A fifteen-year-old may opt not to have children, whereas a thirty-year-old may have six. The crucial point is that reproductive value relates to a person's average projected future reproduction at a particular age and sex. Conversely, fertility is defined as actual reproductive performance as measured by the number of viable children produced. Women in their mid-twenties tend to have the most viable offspring in human communities; hence fertility among humans peaks in their twenties.
Conversely, fertility is defined as actual reproductive performance as measured by the number of viable children produced. Women in their mid-twenties tend to have the most viable offspring in human communities; hence fertility among humans peaks in their twenties. However, the answer to determining fertility or reproductive value is more challenging than it appears. The number of children a woman is expected to have in her lifetime is not etched on her brow. That is not ingrained in her social standing. Even women themselves are unaware of their reproductive worth.
On the other hand, Ancestral men may have evolved systems sensitive to visible characteristics of a woman that are connected with underlying reproductive worth. A woman's youth and health were two potentially noticeable signs. Elderly or ill women could not procreate at the same rate as young, healthy women.

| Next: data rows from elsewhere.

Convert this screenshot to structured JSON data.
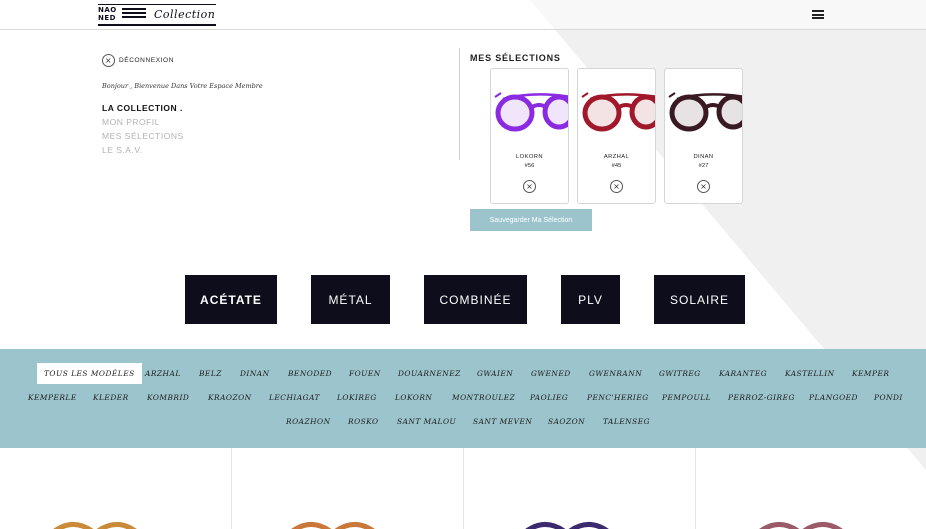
{
  "header": {
    "logo": {
      "mark_top": "NAO",
      "mark_bottom": "NED",
      "wordmark": "Collection"
    },
    "menu_icon": "hamburger-menu-icon"
  },
  "member": {
    "logout_label": "DÉCONNEXION",
    "logout_icon": "close-circle-icon",
    "welcome": "Bonjour , Bienvenue Dans Votre Espace Membre",
    "nav": [
      {
        "label": "LA COLLECTION .",
        "active": true
      },
      {
        "label": "MON PROFIL",
        "active": false
      },
      {
        "label": "MES SÉLECTIONS",
        "active": false
      },
      {
        "label": "LE S.A.V.",
        "active": false
      }
    ]
  },
  "selections": {
    "title": "MES SÉLECTIONS",
    "items": [
      {
        "name": "LOKORN",
        "number": "#56",
        "frame_color": "#8a2be2",
        "image": "purple-glasses"
      },
      {
        "name": "ARZHAL",
        "number": "#45",
        "frame_color": "#a0182a",
        "image": "red-glasses"
      },
      {
        "name": "DINAN",
        "number": "#27",
        "frame_color": "#3a1a22",
        "image": "tortoise-glasses"
      }
    ],
    "remove_icon": "close-circle-icon",
    "save_button": "Sauvegarder Ma Sélection"
  },
  "materials": [
    {
      "label": "ACÉTATE",
      "active": true
    },
    {
      "label": "MÉTAL",
      "active": false
    },
    {
      "label": "COMBINÉE",
      "active": false
    },
    {
      "label": "PLV",
      "active": false
    },
    {
      "label": "SOLAIRE",
      "active": false
    }
  ],
  "filters": [
    "TOUS LES MODÈLES",
    "ARZHAL",
    "BELZ",
    "DINAN",
    "BENODED",
    "FOUEN",
    "DOUARNENEZ",
    "GWAIEN",
    "GWENED",
    "GWENRANN",
    "GWITREG",
    "KARANTEG",
    "KASTELLIN",
    "KEMPER",
    "KEMPERLE",
    "KLEDER",
    "KOMBRID",
    "KRAOZON",
    "LECHIAGAT",
    "LOKIREG",
    "LOKORN",
    "MONTROULEZ",
    "PAOLIEG",
    "PENC'HERIEG",
    "PEMPOULL",
    "PERROZ-GIREG",
    "PLANGOED",
    "PONDI",
    "ROAZHON",
    "ROSKO",
    "SANT MALOU",
    "SANT MEVEN",
    "SAOZON",
    "TALENSEG"
  ],
  "active_filter": "TOUS LES MODÈLES",
  "colors": {
    "dark": "#0e0d1c",
    "band": "#9cc4cd",
    "inactive_nav": "#b3b3b3",
    "diagonal": "#f0f0f0"
  },
  "products": [
    {
      "frame_color": "#c98a3a"
    },
    {
      "frame_color": "#c9783a"
    },
    {
      "frame_color": "#3b2a6e"
    },
    {
      "frame_color": "#9a5a6a"
    }
  ]
}
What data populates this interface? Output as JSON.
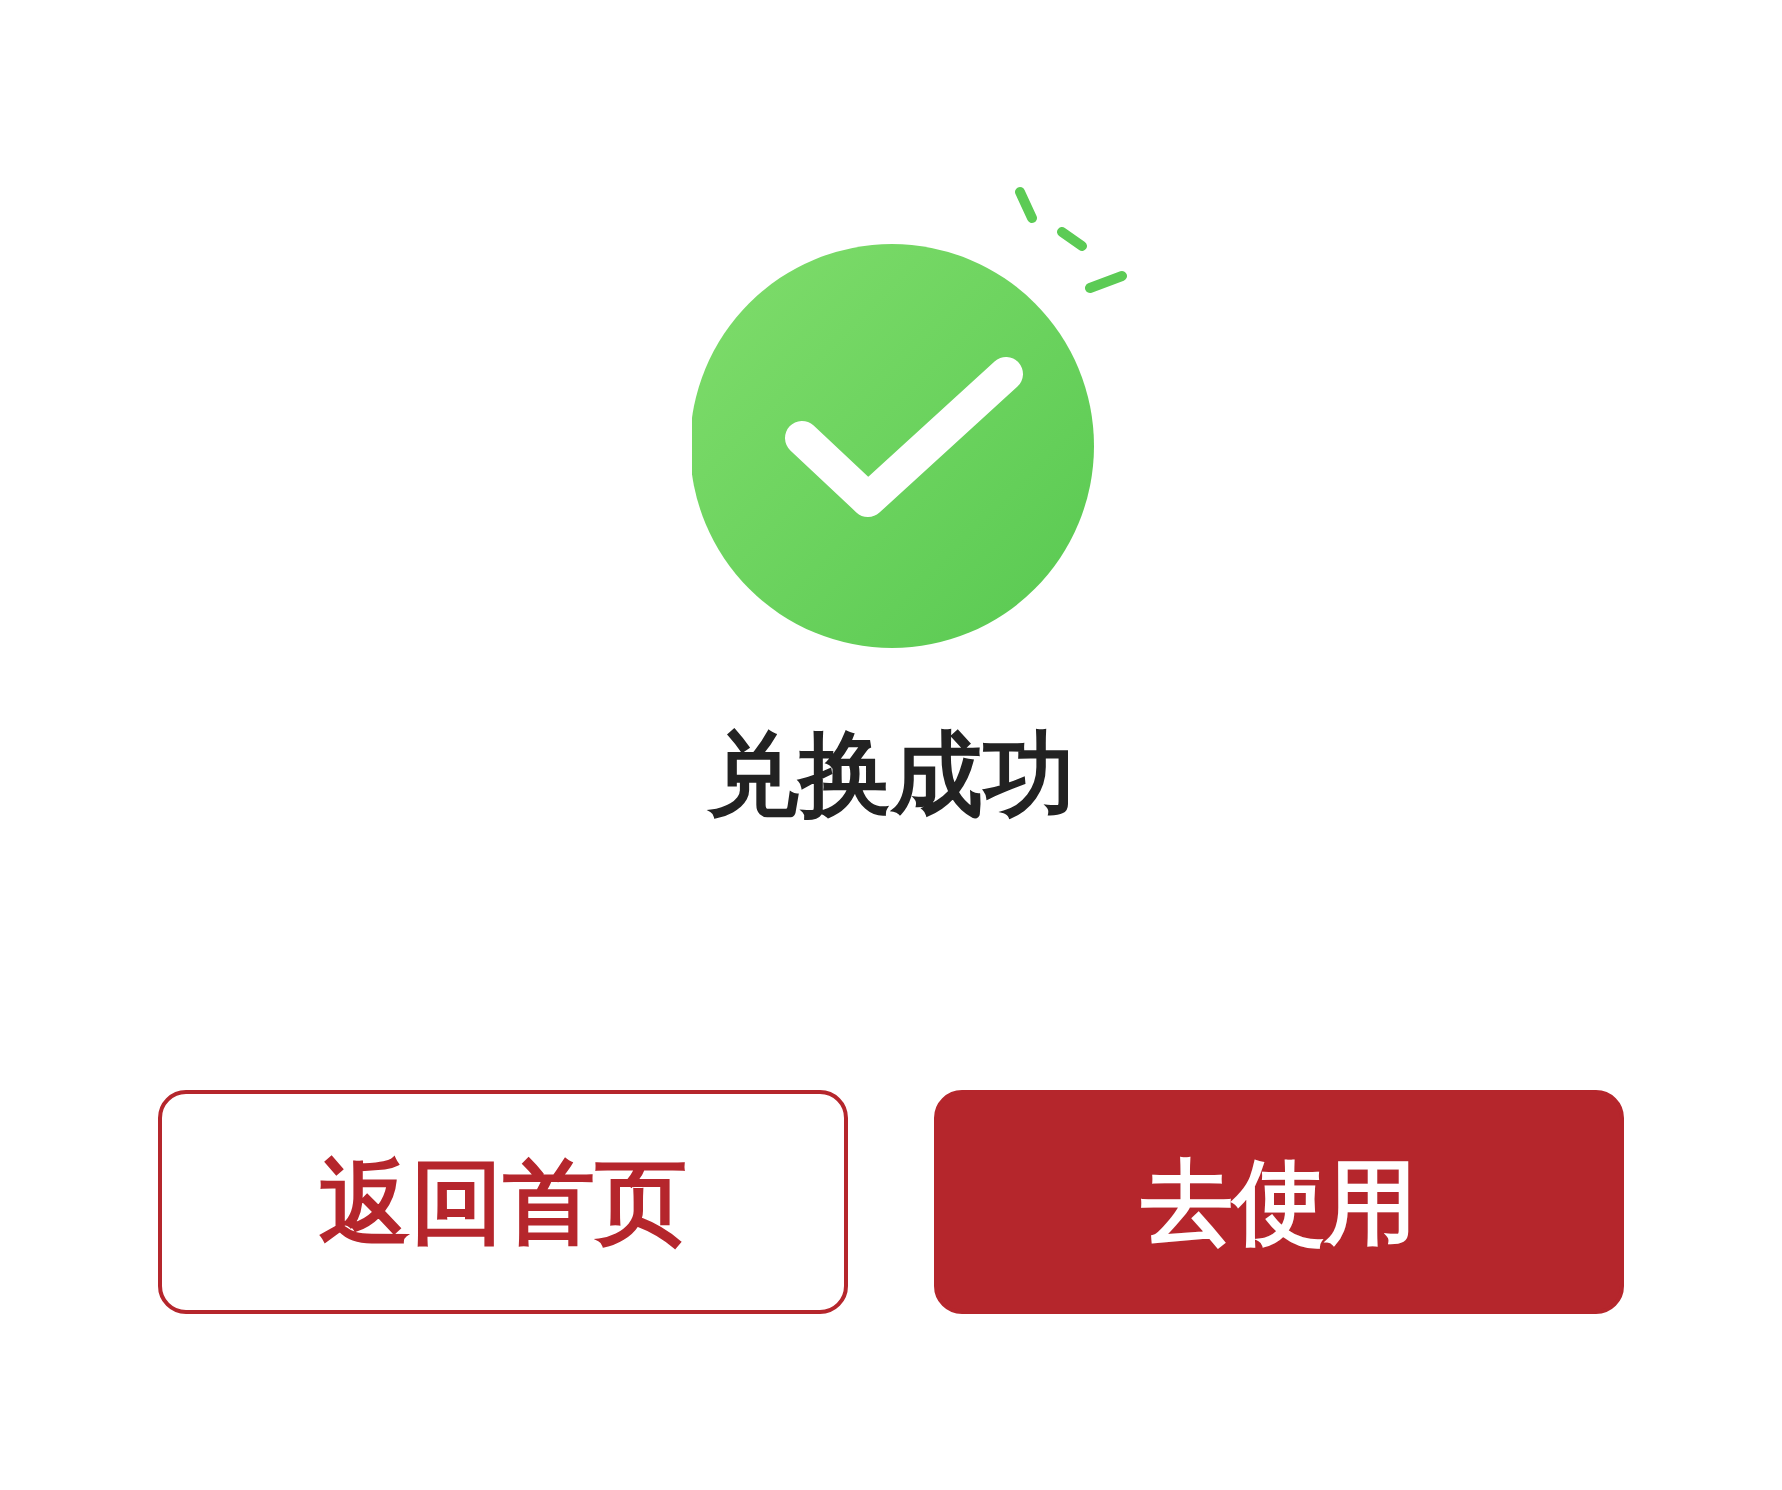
{
  "status": {
    "title": "兑换成功"
  },
  "buttons": [
    {
      "label": "返回首页",
      "kind": "outline"
    },
    {
      "label": "去使用",
      "kind": "filled"
    }
  ]
}
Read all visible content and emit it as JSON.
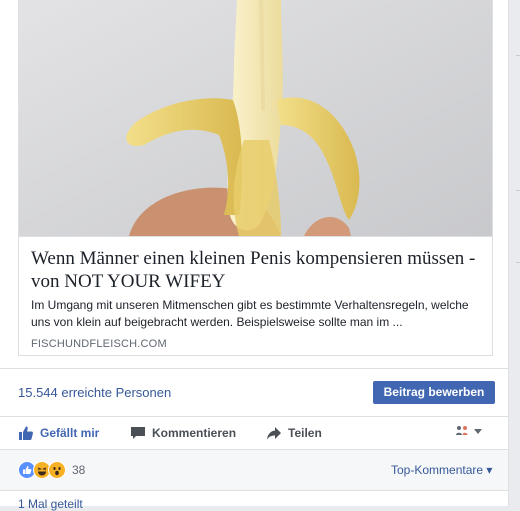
{
  "link": {
    "title": "Wenn Männer einen kleinen Penis kompensieren müssen - von NOT YOUR WIFEY",
    "description": "Im Umgang mit unseren Mitmenschen gibt es bestimmte Verhaltensregeln, welche uns von klein auf beigebracht werden. Beispielsweise sollte man im ...",
    "domain": "FISCHUNDFLEISCH.COM"
  },
  "stats": {
    "reach": "15.544 erreichte Personen",
    "boost_label": "Beitrag bewerben"
  },
  "actions": {
    "like": "Gefällt mir",
    "comment": "Kommentieren",
    "share": "Teilen"
  },
  "reactions": {
    "count": "38",
    "top_comments": "Top-Kommentare ▾"
  },
  "shares": "1 Mal geteilt",
  "colors": {
    "brand": "#4267b2",
    "link": "#365899",
    "like_blue": "#5890ff",
    "reaction_yellow": "#f7b125"
  },
  "icons": [
    "like-thumb-icon",
    "comment-bubble-icon",
    "share-arrow-icon",
    "audience-icon",
    "dropdown-caret-icon",
    "reaction-like-icon",
    "reaction-haha-icon",
    "reaction-wow-icon"
  ]
}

There are seven potentially substantial adaptive benefits that males prepared to undertake the commitment of marriage would have received increased chances of attracting a mate, increased ability to attract a more desirable mate, increased paternity certainty, increased child survival, increased reproductive success of children accrued through paternal investment, increased social status and added coalitional allies.
Males of many species prefer fertile, new, and sexually receptive females. Males assess the suitability of a potential mate using female morphological features, including sex size and coloration or olfactory cues. However, few studies have looked directly at how women's behavior affects men's choice of mate, which is surprising since men often respond strongly to women's behaviors.